I'm not sure I've ever read a super hero comic in my life, all my knowledge of them is received from other sources and weirdly through the very comics that subvert them. I didn't find this made me enjoy Watchmen any less, in fact I thought it was superb. Anyway, I feel like I'm way too old to go back to them now, and a bit of a ponce too which means I'm looking more for graphic novels that do something with the form that traditional novels can't.

Max Cairnduff 18 October 2011 at 13:52  

Makes sense. There wouldn't be much point starting with supers now. If you don't grow up with them I doubt they'll ever appeal later.

Have you read any Joe Sacco? Well worth checking out. Also you remind me that I really should blog Bluesman, which I think you'd like.

William Rycroft 20 October 2011 at 09:33  

I have read loads of Sacco and love his work, there's a few reviews on here somewhere. In fact I'm a big fan of graphic non-fiction from writers like Sacco, Guy Delisle and David B.
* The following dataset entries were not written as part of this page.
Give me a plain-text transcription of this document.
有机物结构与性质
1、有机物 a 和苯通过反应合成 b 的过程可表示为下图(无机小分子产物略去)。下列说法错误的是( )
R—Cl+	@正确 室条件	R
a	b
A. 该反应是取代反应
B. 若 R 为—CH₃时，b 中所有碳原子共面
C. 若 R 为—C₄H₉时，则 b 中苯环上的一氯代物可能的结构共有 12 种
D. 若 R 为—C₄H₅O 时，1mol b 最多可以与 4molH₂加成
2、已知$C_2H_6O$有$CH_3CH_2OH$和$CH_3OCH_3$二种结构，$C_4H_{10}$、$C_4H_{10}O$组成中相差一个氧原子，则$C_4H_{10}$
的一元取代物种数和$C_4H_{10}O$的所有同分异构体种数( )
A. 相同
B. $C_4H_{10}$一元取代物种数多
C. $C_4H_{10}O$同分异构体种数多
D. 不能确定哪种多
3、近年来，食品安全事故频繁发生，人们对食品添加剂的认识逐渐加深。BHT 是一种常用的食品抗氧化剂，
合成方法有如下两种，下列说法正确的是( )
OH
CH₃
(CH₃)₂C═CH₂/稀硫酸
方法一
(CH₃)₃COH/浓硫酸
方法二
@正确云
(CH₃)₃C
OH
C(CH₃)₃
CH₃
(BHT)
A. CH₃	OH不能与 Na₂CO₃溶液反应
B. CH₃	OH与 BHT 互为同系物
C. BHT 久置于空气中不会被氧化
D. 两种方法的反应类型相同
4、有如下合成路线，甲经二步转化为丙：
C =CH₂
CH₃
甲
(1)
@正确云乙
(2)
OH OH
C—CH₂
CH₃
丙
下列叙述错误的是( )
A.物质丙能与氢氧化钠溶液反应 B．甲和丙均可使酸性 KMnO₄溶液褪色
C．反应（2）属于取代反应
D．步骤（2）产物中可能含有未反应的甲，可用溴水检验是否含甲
And Bluesman I keep meaning to read. Maybe your post will convince me...

Max Cairnduff 20 October 2011 at 14:05  

You put me on to Delisle actually. Thanks for that.

You'd like Bluesman I think. Jason Lute's City of Smoke looks good too.

Perhaps slightly more commercial but have you read any Scott Pilgrim?

William Rycroft 20 October 2011 at 23:41  

Lutes is on my list too. Scott Pilgrim isn't, probably because it again seems a bit teenage and I didn't really like the bits of artwork I saw. Is that a mistake do you think?